Valdés and her troupe had won the crowd over with their technical bravado, to be sure, but there was also a contagious sense of sheer, honest joy that seemed to emanate off the stage during the performance of Don Quixote. Displaying an utterly unique mix of Russian technique and Latin spice, the company makes its sky-high jumps with scissoring legs, its flying splits, and its dizzying series of fouettés look as casually effortless as a Sunday stroll along the Malecón. A lot of other classical ballet looks strained, brittle, and, frankly, artificial by comparison.
Then again, the story ballet Don Quixote could not be better suited to the troupe’s strengths. The slapstick humour plays up the company’s warm vibe and the Spanish setting has a nice Latin flavour. As for the politics of the common people trumping the invading noble class? Well, viva la revolución.
Inspired by the 1869 ballet by Marius Petipa and set to Ludwig Minkus’s rollicking score, Don Quixote only loosely follows Cervantes’s wayward knight and his klutzy assistant Sancho Panza—although legendary Cuban choreographer Alicia Alonso does give their characters more heft in her version. The story really centres around Kitri, whose father forbids her from marrying the lowly barber Basilio, instead taking a dowry from the French nobleman Camacho. The young lovers eventually outwit their elders, but really, it’s all an excuse for the grandeur of twirling Gypsy dances, wild displays of balletic bullfighters jetting high through the air, and in the stunning final act, some of the most technically challenging grandstanding you are ever going to see on-stage.
The effortless Valdés is so supple, she can’t help but arc her back into a C when she does her jumping splits, and you won’t believe the killer combinations she pulls off: at one point she hops diagonally across the stage on one toe while executing high kicks. And her winning young Basilio, Osiel Gounod, is her match. The charismatic scene-stealer actually gave the audience a competitive nod after Valdés earned her impromptu standing O—as if to say “You think that was good?
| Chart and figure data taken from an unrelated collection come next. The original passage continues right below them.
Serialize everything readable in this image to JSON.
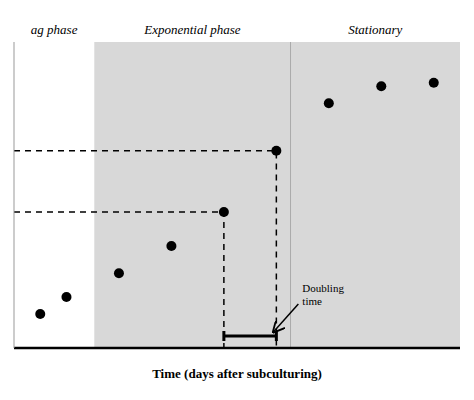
{
  "chart_data": {
    "type": "scatter",
    "xlabel": "Time (days after subculturing)",
    "x": [
      1,
      2,
      4,
      6,
      8,
      10,
      12,
      14,
      16
    ],
    "values": [
      1,
      1.5,
      2.2,
      3.0,
      4.0,
      5.8,
      7.2,
      7.7,
      7.8
    ],
    "xlim": [
      0,
      17
    ],
    "ylim": [
      0,
      9
    ],
    "tick_labels": false,
    "grid": false,
    "color": "#000000",
    "phases": [
      {
        "label": "ag phase",
        "start": 0,
        "end": 3.06
      },
      {
        "label": "Exponential phase",
        "start": 3.06,
        "end": 10.54,
        "color": "#d8d8d8"
      },
      {
        "label": "Stationary",
        "start": 10.54,
        "end": 17,
        "color": "#d8d8d8"
      }
    ],
    "guides": [
      {
        "x": 8,
        "y": 4.0
      },
      {
        "x": 10,
        "y": 5.8
      }
    ],
    "annotations": [
      {
        "text": "Doubling\ntime"
      }
    ]
  }
}
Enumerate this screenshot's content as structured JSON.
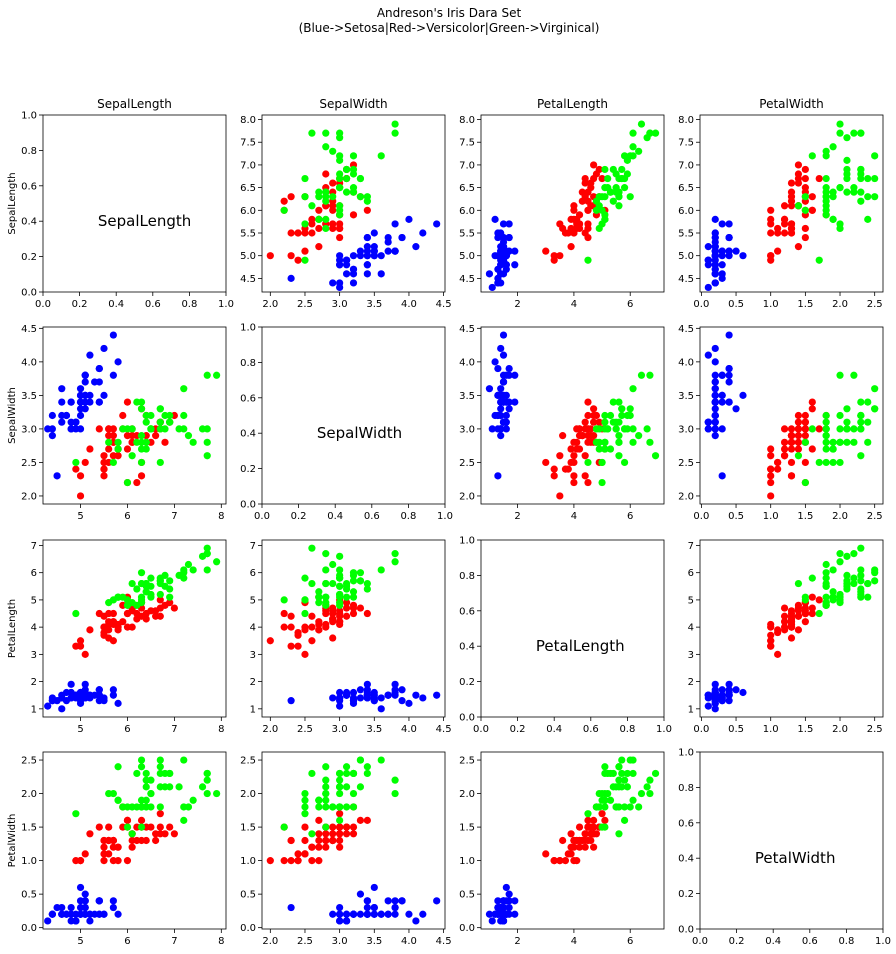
{
  "chart_data": {
    "type": "scatter",
    "layout": "pairplot",
    "title": [
      "Andreson's Iris Dara Set",
      "(Blue->Setosa|Red->Versicolor|Green->Virginical)"
    ],
    "features": [
      "SepalLength",
      "SepalWidth",
      "PetalLength",
      "PetalWidth"
    ],
    "colors": {
      "setosa": "#0000ff",
      "versicolor": "#ff0000",
      "virginica": "#00ff00"
    },
    "ranges": {
      "SepalLength": {
        "lim": [
          4.2,
          8.1
        ],
        "ticks": [
          5,
          6,
          7,
          8
        ],
        "labels": [
          "5",
          "6",
          "7",
          "8"
        ]
      },
      "SepalWidth": {
        "lim": [
          1.88,
          4.52
        ],
        "ticks": [
          2.0,
          2.5,
          3.0,
          3.5,
          4.0,
          4.5
        ],
        "labels": [
          "2.0",
          "2.5",
          "3.0",
          "3.5",
          "4.0",
          "4.5"
        ]
      },
      "PetalLength": {
        "lim": [
          0.7,
          7.2
        ],
        "ticks": [
          2,
          4,
          6
        ],
        "labels": [
          "2",
          "4",
          "6"
        ]
      },
      "PetalWidth": {
        "lim": [
          -0.02,
          2.62
        ],
        "ticks": [
          0.0,
          0.5,
          1.0,
          1.5,
          2.0,
          2.5
        ],
        "labels": [
          "0.0",
          "0.5",
          "1.0",
          "1.5",
          "2.0",
          "2.5"
        ]
      }
    },
    "row_ranges": {
      "SepalLength": {
        "lim": [
          4.2,
          8.1
        ],
        "ticks": [
          4.5,
          5.0,
          5.5,
          6.0,
          6.5,
          7.0,
          7.5,
          8.0
        ],
        "labels": [
          "4.5",
          "5.0",
          "5.5",
          "6.0",
          "6.5",
          "7.0",
          "7.5",
          "8.0"
        ]
      },
      "SepalWidth": {
        "lim": [
          1.88,
          4.52
        ],
        "ticks": [
          2.0,
          2.5,
          3.0,
          3.5,
          4.0,
          4.5
        ],
        "labels": [
          "2.0",
          "2.5",
          "3.0",
          "3.5",
          "4.0",
          "4.5"
        ]
      },
      "PetalLength": {
        "lim": [
          0.7,
          7.2
        ],
        "ticks": [
          1,
          2,
          3,
          4,
          5,
          6,
          7
        ],
        "labels": [
          "1",
          "2",
          "3",
          "4",
          "5",
          "6",
          "7"
        ]
      },
      "PetalWidth": {
        "lim": [
          -0.02,
          2.62
        ],
        "ticks": [
          0.0,
          0.5,
          1.0,
          1.5,
          2.0,
          2.5
        ],
        "labels": [
          "0.0",
          "0.5",
          "1.0",
          "1.5",
          "2.0",
          "2.5"
        ]
      }
    },
    "diagonal_ticks": {
      "values": [
        0.0,
        0.2,
        0.4,
        0.6,
        0.8,
        1.0
      ],
      "labels": [
        "0.0",
        "0.2",
        "0.4",
        "0.6",
        "0.8",
        "1.0"
      ]
    },
    "samples": {
      "setosa": [
        [
          5.1,
          3.5,
          1.4,
          0.2
        ],
        [
          4.9,
          3.0,
          1.4,
          0.2
        ],
        [
          4.7,
          3.2,
          1.3,
          0.2
        ],
        [
          4.6,
          3.1,
          1.5,
          0.2
        ],
        [
          5.0,
          3.6,
          1.4,
          0.2
        ],
        [
          5.4,
          3.9,
          1.7,
          0.4
        ],
        [
          4.6,
          3.4,
          1.4,
          0.3
        ],
        [
          5.0,
          3.4,
          1.5,
          0.2
        ],
        [
          4.4,
          2.9,
          1.4,
          0.2
        ],
        [
          4.9,
          3.1,
          1.5,
          0.1
        ],
        [
          5.4,
          3.7,
          1.5,
          0.2
        ],
        [
          4.8,
          3.4,
          1.6,
          0.2
        ],
        [
          4.8,
          3.0,
          1.4,
          0.1
        ],
        [
          4.3,
          3.0,
          1.1,
          0.1
        ],
        [
          5.8,
          4.0,
          1.2,
          0.2
        ],
        [
          5.7,
          4.4,
          1.5,
          0.4
        ],
        [
          5.4,
          3.9,
          1.3,
          0.4
        ],
        [
          5.1,
          3.5,
          1.4,
          0.3
        ],
        [
          5.7,
          3.8,
          1.7,
          0.3
        ],
        [
          5.1,
          3.8,
          1.5,
          0.3
        ],
        [
          5.4,
          3.4,
          1.7,
          0.2
        ],
        [
          5.1,
          3.7,
          1.5,
          0.4
        ],
        [
          4.6,
          3.6,
          1.0,
          0.2
        ],
        [
          5.1,
          3.3,
          1.7,
          0.5
        ],
        [
          4.8,
          3.4,
          1.9,
          0.2
        ],
        [
          5.0,
          3.0,
          1.6,
          0.2
        ],
        [
          5.0,
          3.4,
          1.6,
          0.4
        ],
        [
          5.2,
          3.5,
          1.5,
          0.2
        ],
        [
          5.2,
          3.4,
          1.4,
          0.2
        ],
        [
          4.7,
          3.2,
          1.6,
          0.2
        ],
        [
          4.8,
          3.1,
          1.6,
          0.2
        ],
        [
          5.4,
          3.4,
          1.5,
          0.4
        ],
        [
          5.2,
          4.1,
          1.5,
          0.1
        ],
        [
          5.5,
          4.2,
          1.4,
          0.2
        ],
        [
          4.9,
          3.1,
          1.5,
          0.1
        ],
        [
          5.0,
          3.2,
          1.2,
          0.2
        ],
        [
          5.5,
          3.5,
          1.3,
          0.2
        ],
        [
          4.9,
          3.1,
          1.5,
          0.1
        ],
        [
          4.4,
          3.0,
          1.3,
          0.2
        ],
        [
          5.1,
          3.4,
          1.5,
          0.2
        ],
        [
          5.0,
          3.5,
          1.3,
          0.3
        ],
        [
          4.5,
          2.3,
          1.3,
          0.3
        ],
        [
          4.4,
          3.2,
          1.3,
          0.2
        ],
        [
          5.0,
          3.5,
          1.6,
          0.6
        ],
        [
          5.1,
          3.8,
          1.9,
          0.4
        ],
        [
          4.8,
          3.0,
          1.4,
          0.3
        ],
        [
          5.1,
          3.8,
          1.6,
          0.2
        ],
        [
          4.6,
          3.2,
          1.4,
          0.2
        ],
        [
          5.3,
          3.7,
          1.5,
          0.2
        ],
        [
          5.0,
          3.3,
          1.4,
          0.2
        ]
      ],
      "versicolor": [
        [
          7.0,
          3.2,
          4.7,
          1.4
        ],
        [
          6.4,
          3.2,
          4.5,
          1.5
        ],
        [
          6.9,
          3.1,
          4.9,
          1.5
        ],
        [
          5.5,
          2.3,
          4.0,
          1.3
        ],
        [
          6.5,
          2.8,
          4.6,
          1.5
        ],
        [
          5.7,
          2.8,
          4.5,
          1.3
        ],
        [
          6.3,
          3.3,
          4.7,
          1.6
        ],
        [
          4.9,
          2.4,
          3.3,
          1.0
        ],
        [
          6.6,
          2.9,
          4.6,
          1.3
        ],
        [
          5.2,
          2.7,
          3.9,
          1.4
        ],
        [
          5.0,
          2.0,
          3.5,
          1.0
        ],
        [
          5.9,
          3.0,
          4.2,
          1.5
        ],
        [
          6.0,
          2.2,
          4.0,
          1.0
        ],
        [
          6.1,
          2.9,
          4.7,
          1.4
        ],
        [
          5.6,
          2.9,
          3.6,
          1.3
        ],
        [
          6.7,
          3.1,
          4.4,
          1.4
        ],
        [
          5.6,
          3.0,
          4.5,
          1.5
        ],
        [
          5.8,
          2.7,
          4.1,
          1.0
        ],
        [
          6.2,
          2.2,
          4.5,
          1.5
        ],
        [
          5.6,
          2.5,
          3.9,
          1.1
        ],
        [
          5.9,
          3.2,
          4.8,
          1.8
        ],
        [
          6.1,
          2.8,
          4.0,
          1.3
        ],
        [
          6.3,
          2.5,
          4.9,
          1.5
        ],
        [
          6.1,
          2.8,
          4.7,
          1.2
        ],
        [
          6.4,
          2.9,
          4.3,
          1.3
        ],
        [
          6.6,
          3.0,
          4.4,
          1.4
        ],
        [
          6.8,
          2.8,
          4.8,
          1.4
        ],
        [
          6.7,
          3.0,
          5.0,
          1.7
        ],
        [
          6.0,
          2.9,
          4.5,
          1.5
        ],
        [
          5.7,
          2.6,
          3.5,
          1.0
        ],
        [
          5.5,
          2.4,
          3.8,
          1.1
        ],
        [
          5.5,
          2.4,
          3.7,
          1.0
        ],
        [
          5.8,
          2.7,
          3.9,
          1.2
        ],
        [
          6.0,
          2.7,
          5.1,
          1.6
        ],
        [
          5.4,
          3.0,
          4.5,
          1.5
        ],
        [
          6.0,
          3.4,
          4.5,
          1.6
        ],
        [
          6.7,
          3.1,
          4.7,
          1.5
        ],
        [
          6.3,
          2.3,
          4.4,
          1.3
        ],
        [
          5.6,
          3.0,
          4.1,
          1.3
        ],
        [
          5.5,
          2.5,
          4.0,
          1.3
        ],
        [
          5.5,
          2.6,
          4.4,
          1.2
        ],
        [
          6.1,
          3.0,
          4.6,
          1.4
        ],
        [
          5.8,
          2.6,
          4.0,
          1.2
        ],
        [
          5.0,
          2.3,
          3.3,
          1.0
        ],
        [
          5.6,
          2.7,
          4.2,
          1.3
        ],
        [
          5.7,
          3.0,
          4.2,
          1.2
        ],
        [
          5.7,
          2.9,
          4.2,
          1.3
        ],
        [
          6.2,
          2.9,
          4.3,
          1.3
        ],
        [
          5.1,
          2.5,
          3.0,
          1.1
        ],
        [
          5.7,
          2.8,
          4.1,
          1.3
        ]
      ],
      "virginica": [
        [
          6.3,
          3.3,
          6.0,
          2.5
        ],
        [
          5.8,
          2.7,
          5.1,
          1.9
        ],
        [
          7.1,
          3.0,
          5.9,
          2.1
        ],
        [
          6.3,
          2.9,
          5.6,
          1.8
        ],
        [
          6.5,
          3.0,
          5.8,
          2.2
        ],
        [
          7.6,
          3.0,
          6.6,
          2.1
        ],
        [
          4.9,
          2.5,
          4.5,
          1.7
        ],
        [
          7.3,
          2.9,
          6.3,
          1.8
        ],
        [
          6.7,
          2.5,
          5.8,
          1.8
        ],
        [
          7.2,
          3.6,
          6.1,
          2.5
        ],
        [
          6.5,
          3.2,
          5.1,
          2.0
        ],
        [
          6.4,
          2.7,
          5.3,
          1.9
        ],
        [
          6.8,
          3.0,
          5.5,
          2.1
        ],
        [
          5.7,
          2.5,
          5.0,
          2.0
        ],
        [
          5.8,
          2.8,
          5.1,
          2.4
        ],
        [
          6.4,
          3.2,
          5.3,
          2.3
        ],
        [
          6.5,
          3.0,
          5.5,
          1.8
        ],
        [
          7.7,
          3.8,
          6.7,
          2.2
        ],
        [
          7.7,
          2.6,
          6.9,
          2.3
        ],
        [
          6.0,
          2.2,
          5.0,
          1.5
        ],
        [
          6.9,
          3.2,
          5.7,
          2.3
        ],
        [
          5.6,
          2.8,
          4.9,
          2.0
        ],
        [
          7.7,
          2.8,
          6.7,
          2.0
        ],
        [
          6.3,
          2.7,
          4.9,
          1.8
        ],
        [
          6.7,
          3.3,
          5.7,
          2.1
        ],
        [
          7.2,
          3.2,
          6.0,
          1.8
        ],
        [
          6.2,
          2.8,
          4.8,
          1.8
        ],
        [
          6.1,
          3.0,
          4.9,
          1.8
        ],
        [
          6.4,
          2.8,
          5.6,
          2.1
        ],
        [
          7.2,
          3.0,
          5.8,
          1.6
        ],
        [
          7.4,
          2.8,
          6.1,
          1.9
        ],
        [
          7.9,
          3.8,
          6.4,
          2.0
        ],
        [
          6.4,
          2.8,
          5.6,
          2.2
        ],
        [
          6.3,
          2.8,
          5.1,
          1.5
        ],
        [
          6.1,
          2.6,
          5.6,
          1.4
        ],
        [
          7.7,
          3.0,
          6.1,
          2.3
        ],
        [
          6.3,
          3.4,
          5.6,
          2.4
        ],
        [
          6.4,
          3.1,
          5.5,
          1.8
        ],
        [
          6.0,
          3.0,
          4.8,
          1.8
        ],
        [
          6.9,
          3.1,
          5.4,
          2.1
        ],
        [
          6.7,
          3.1,
          5.6,
          2.4
        ],
        [
          6.9,
          3.1,
          5.1,
          2.3
        ],
        [
          5.8,
          2.7,
          5.1,
          1.9
        ],
        [
          6.8,
          3.2,
          5.9,
          2.3
        ],
        [
          6.7,
          3.3,
          5.7,
          2.5
        ],
        [
          6.7,
          3.0,
          5.2,
          2.3
        ],
        [
          6.3,
          2.5,
          5.0,
          1.9
        ],
        [
          6.5,
          3.0,
          5.2,
          2.0
        ],
        [
          6.2,
          3.4,
          5.4,
          2.3
        ],
        [
          5.9,
          3.0,
          5.1,
          1.8
        ]
      ]
    }
  }
}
Watch me now.” After which he launched into a series of stratospheric leaps. (Do note, though: in an act of sharing the wealth, the company has different stars playing the roles for each Vancouver performance.)
Elsewhere, the sets improve throughout the show, culminating in the third act’s multitiered gilded fabric layers, which almost echo the art nouveau façades of Havana’s Centro district. And the live Vancouver Opera Orchestra, under the baton of Cuba’s Giovanni Duarte, makes the score as swift and light as the corps’s jetés.
Not everything is polished perfection, though. The males in the early group numbers struggled with synchronizing the execution of leaps and turns, and occasionally the costuming looks tired, especially the tawdry pink bows on the town girls in the third act. But then, cold, calculated perfection isn’t really the draw of Cuba’s national pride.
You can excuse the odd slip because the larger picture is so compelling. History itself makes you respond to these supercharged, exuberant dancers. There’s a triumph of the human spirit every time they nail those whipping turns or scissoring leaps. There’s a sense of overcoming, of transcending all the politics, hardship, isolation—whatever you want to call it, it’s impossible not to watch the ballet in a somewhat revolutionary spirit. And, on this night, it had a lot of people saying Cuba, sí.